The National Human Rights Commission (NHRC) says using conscripts as servants by army officers is a human rights violation and has called on the Defence Ministry to eliminate the practice within 90 days.
NHRC commisioner Wasan Paileeklee yesterday told a press conference that the commission has looked at the use of conscripts as servants for senior commissioned officers, including their wives and children.
According to a Defence Ministry ministerial regulation (1912), commissioned officers can appoint conscripted men to serve them and their families, specifically for household affairs. Mr Wasan said that sections 49-57 of the ministerial regulation also allows commissioned officers to punish conscripts as they see fit.

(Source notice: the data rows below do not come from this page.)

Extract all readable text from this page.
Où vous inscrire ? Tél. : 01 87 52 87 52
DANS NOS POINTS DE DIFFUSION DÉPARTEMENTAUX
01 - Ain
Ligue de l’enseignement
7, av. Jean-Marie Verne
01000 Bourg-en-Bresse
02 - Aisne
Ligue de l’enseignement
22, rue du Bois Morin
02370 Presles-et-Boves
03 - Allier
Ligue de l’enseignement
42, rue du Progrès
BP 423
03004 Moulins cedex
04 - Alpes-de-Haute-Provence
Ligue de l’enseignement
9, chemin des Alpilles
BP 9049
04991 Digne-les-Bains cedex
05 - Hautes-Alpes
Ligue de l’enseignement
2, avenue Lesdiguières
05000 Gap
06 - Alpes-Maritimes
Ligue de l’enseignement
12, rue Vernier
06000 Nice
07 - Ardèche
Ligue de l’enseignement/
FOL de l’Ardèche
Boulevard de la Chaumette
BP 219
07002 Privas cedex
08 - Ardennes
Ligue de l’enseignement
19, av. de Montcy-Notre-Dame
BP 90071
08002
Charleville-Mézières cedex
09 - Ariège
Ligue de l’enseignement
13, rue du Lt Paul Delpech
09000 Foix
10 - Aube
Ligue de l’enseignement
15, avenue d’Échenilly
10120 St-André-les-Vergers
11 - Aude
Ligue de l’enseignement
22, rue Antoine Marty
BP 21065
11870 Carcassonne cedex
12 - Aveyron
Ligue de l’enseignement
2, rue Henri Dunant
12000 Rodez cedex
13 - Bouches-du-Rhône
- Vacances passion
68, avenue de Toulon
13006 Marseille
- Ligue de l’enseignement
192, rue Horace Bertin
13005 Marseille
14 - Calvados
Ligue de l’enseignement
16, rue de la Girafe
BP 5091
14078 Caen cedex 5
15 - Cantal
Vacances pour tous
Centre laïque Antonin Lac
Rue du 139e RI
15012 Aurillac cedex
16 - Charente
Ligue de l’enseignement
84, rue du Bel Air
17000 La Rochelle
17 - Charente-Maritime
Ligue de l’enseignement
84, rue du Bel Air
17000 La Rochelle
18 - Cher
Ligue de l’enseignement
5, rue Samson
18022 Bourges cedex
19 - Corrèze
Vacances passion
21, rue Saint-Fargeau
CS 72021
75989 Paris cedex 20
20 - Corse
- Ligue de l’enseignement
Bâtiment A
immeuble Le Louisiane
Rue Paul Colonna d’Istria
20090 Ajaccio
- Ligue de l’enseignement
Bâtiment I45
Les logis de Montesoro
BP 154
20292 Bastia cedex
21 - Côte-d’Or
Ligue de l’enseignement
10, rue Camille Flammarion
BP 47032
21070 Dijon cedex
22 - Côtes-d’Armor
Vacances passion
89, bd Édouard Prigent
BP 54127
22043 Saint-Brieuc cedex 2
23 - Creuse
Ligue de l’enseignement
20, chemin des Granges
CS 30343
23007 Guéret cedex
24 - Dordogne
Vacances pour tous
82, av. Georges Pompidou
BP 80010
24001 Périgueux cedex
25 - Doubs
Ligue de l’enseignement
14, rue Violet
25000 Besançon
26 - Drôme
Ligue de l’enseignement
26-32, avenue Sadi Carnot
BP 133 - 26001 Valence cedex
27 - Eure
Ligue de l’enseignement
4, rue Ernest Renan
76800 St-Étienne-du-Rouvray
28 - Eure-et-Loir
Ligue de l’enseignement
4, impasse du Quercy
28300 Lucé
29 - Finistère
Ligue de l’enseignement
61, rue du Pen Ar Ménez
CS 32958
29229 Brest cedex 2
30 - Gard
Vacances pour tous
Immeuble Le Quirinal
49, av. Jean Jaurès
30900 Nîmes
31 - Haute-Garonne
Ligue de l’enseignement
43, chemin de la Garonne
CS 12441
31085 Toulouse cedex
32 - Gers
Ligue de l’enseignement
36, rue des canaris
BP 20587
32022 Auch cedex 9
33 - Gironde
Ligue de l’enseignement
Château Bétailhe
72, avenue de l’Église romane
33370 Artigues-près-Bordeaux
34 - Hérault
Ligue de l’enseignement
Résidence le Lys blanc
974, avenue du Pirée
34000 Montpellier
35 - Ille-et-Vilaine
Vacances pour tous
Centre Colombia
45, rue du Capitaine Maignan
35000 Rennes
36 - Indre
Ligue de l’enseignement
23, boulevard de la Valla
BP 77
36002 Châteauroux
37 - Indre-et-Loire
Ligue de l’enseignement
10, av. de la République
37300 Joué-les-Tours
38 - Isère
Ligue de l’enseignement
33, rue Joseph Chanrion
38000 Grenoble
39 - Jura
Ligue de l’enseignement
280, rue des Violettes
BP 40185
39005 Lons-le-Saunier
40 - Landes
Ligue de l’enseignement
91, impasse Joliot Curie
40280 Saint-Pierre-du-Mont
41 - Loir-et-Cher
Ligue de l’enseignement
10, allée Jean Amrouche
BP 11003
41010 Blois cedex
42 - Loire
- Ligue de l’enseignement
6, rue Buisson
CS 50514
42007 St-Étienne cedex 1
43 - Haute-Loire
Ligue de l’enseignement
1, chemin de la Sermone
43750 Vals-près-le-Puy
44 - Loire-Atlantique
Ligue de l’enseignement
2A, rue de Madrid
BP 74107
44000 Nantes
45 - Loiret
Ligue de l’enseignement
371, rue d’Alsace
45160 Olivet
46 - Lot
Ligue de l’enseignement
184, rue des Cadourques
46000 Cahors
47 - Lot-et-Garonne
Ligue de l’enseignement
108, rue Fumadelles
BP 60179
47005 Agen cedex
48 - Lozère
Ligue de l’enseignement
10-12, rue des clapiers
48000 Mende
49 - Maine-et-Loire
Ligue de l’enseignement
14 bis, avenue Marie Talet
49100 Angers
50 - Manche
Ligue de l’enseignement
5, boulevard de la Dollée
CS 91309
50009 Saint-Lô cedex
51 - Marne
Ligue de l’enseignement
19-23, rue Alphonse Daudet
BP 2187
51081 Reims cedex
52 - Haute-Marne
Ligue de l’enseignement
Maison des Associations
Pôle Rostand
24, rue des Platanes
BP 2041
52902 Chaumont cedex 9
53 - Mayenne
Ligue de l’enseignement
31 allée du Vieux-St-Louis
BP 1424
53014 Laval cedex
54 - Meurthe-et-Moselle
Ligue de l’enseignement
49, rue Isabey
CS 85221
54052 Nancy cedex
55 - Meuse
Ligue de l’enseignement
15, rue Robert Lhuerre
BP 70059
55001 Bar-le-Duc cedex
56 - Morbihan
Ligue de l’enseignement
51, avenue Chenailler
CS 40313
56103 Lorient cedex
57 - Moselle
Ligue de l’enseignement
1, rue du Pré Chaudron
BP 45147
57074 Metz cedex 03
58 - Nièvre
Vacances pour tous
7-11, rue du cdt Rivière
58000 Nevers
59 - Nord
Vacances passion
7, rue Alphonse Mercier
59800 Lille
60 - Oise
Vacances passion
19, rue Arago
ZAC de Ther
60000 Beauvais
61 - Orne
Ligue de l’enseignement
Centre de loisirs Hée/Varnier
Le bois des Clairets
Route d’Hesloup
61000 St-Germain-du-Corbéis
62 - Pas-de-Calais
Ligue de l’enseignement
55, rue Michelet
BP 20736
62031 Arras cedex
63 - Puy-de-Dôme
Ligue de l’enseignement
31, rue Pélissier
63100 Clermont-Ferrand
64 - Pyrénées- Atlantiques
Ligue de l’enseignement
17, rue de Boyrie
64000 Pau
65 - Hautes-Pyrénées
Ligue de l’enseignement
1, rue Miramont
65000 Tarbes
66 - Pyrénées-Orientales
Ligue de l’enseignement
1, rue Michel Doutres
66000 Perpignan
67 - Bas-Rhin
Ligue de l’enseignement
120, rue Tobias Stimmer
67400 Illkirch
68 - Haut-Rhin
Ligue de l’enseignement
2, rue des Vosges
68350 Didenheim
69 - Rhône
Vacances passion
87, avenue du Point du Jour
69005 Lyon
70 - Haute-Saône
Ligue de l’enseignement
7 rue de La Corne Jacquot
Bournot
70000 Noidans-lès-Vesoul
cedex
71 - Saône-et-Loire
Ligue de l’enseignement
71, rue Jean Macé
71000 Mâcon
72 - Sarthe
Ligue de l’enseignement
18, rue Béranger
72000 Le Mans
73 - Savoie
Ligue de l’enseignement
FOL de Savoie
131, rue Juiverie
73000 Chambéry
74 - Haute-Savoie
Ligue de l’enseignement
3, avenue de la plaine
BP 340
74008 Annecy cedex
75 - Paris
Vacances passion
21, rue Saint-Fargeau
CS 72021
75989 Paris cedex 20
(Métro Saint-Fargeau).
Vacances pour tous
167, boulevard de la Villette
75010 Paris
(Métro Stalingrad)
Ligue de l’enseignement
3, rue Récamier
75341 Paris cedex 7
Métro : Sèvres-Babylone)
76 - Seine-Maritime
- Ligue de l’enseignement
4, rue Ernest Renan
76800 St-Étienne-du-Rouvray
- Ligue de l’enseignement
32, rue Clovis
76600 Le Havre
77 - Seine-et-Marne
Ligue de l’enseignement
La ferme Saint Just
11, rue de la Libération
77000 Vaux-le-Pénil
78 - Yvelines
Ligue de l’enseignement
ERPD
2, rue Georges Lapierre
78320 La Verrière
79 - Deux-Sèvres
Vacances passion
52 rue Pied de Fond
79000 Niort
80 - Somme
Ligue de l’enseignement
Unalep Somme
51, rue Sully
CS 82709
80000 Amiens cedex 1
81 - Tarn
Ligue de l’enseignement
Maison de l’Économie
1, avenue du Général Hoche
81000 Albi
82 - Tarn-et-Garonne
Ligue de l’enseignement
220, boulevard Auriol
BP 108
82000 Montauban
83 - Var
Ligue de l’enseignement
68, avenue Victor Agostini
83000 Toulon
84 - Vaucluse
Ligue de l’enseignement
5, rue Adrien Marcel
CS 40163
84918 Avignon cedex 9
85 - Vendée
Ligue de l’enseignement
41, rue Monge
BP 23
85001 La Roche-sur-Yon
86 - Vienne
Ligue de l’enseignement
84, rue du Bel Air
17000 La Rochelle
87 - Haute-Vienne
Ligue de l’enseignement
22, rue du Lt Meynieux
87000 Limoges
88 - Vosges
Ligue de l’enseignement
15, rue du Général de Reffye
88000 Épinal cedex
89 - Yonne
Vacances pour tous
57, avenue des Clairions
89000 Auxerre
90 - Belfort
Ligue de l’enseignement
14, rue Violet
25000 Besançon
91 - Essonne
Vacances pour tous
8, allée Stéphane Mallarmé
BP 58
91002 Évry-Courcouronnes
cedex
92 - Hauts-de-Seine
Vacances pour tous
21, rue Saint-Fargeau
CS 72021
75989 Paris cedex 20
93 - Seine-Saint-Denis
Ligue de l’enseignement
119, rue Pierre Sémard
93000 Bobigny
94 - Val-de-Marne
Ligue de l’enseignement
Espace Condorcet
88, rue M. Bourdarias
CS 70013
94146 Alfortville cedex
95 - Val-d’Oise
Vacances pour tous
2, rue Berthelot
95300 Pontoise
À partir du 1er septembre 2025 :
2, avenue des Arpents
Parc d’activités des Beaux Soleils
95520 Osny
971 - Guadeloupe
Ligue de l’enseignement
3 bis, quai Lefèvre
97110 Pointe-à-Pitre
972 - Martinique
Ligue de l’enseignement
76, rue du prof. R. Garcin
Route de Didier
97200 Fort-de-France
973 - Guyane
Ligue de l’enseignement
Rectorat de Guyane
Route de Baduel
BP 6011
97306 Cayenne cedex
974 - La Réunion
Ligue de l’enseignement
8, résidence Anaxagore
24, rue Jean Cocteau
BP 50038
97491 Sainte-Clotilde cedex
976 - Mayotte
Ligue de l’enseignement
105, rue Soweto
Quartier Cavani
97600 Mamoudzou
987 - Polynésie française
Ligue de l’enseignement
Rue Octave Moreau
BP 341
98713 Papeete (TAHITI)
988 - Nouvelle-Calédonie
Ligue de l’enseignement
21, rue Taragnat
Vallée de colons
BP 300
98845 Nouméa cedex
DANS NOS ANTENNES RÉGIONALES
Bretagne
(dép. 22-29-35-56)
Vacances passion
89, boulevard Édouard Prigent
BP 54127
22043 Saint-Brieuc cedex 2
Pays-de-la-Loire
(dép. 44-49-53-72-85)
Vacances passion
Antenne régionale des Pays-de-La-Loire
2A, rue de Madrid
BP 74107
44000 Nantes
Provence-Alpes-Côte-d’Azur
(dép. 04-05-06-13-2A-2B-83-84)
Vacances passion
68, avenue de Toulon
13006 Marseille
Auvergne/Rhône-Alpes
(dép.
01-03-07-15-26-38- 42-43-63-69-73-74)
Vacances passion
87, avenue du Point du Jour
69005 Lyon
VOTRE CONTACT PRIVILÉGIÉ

However, the Defence Ministry’s Public Administration Act (2008) eliminated the use of servant conscripts. Instead, the act enables the army to deploy conscripts for duties such as administration, sanitation and other affairs concerning retired army officials.
“The use of both servant and service conscripts is a misuse of drafted men. Even though some of them are willing to serve their superiors, it is against the purpose of military conscription,” Mr Wasan said.
He said the ministerial regulations created ambiguity allowing senior officers to call in conscripts for their personal affairs. Even worse, some of them have abused conscripts mentally and physically, a violation of the constitution and the International Covenant on Civil and Political Rights.
The NHRC has pointed out to the Defence Ministry the rights violations and called for the scrapping of the clause in the 1912 ministerial regulations.
“The NHRC expects the Defence Ministry to endorse the new protocol within 90 days,” he said.
In August last year, a former soldier filed a report with Muang police in Ratchaburi stating she was abused by a female police corporal. The victim claimed her employer burned her using a hair curler, hit her with a metal bar, and once sprayed alcohol on her hair and set it on fire.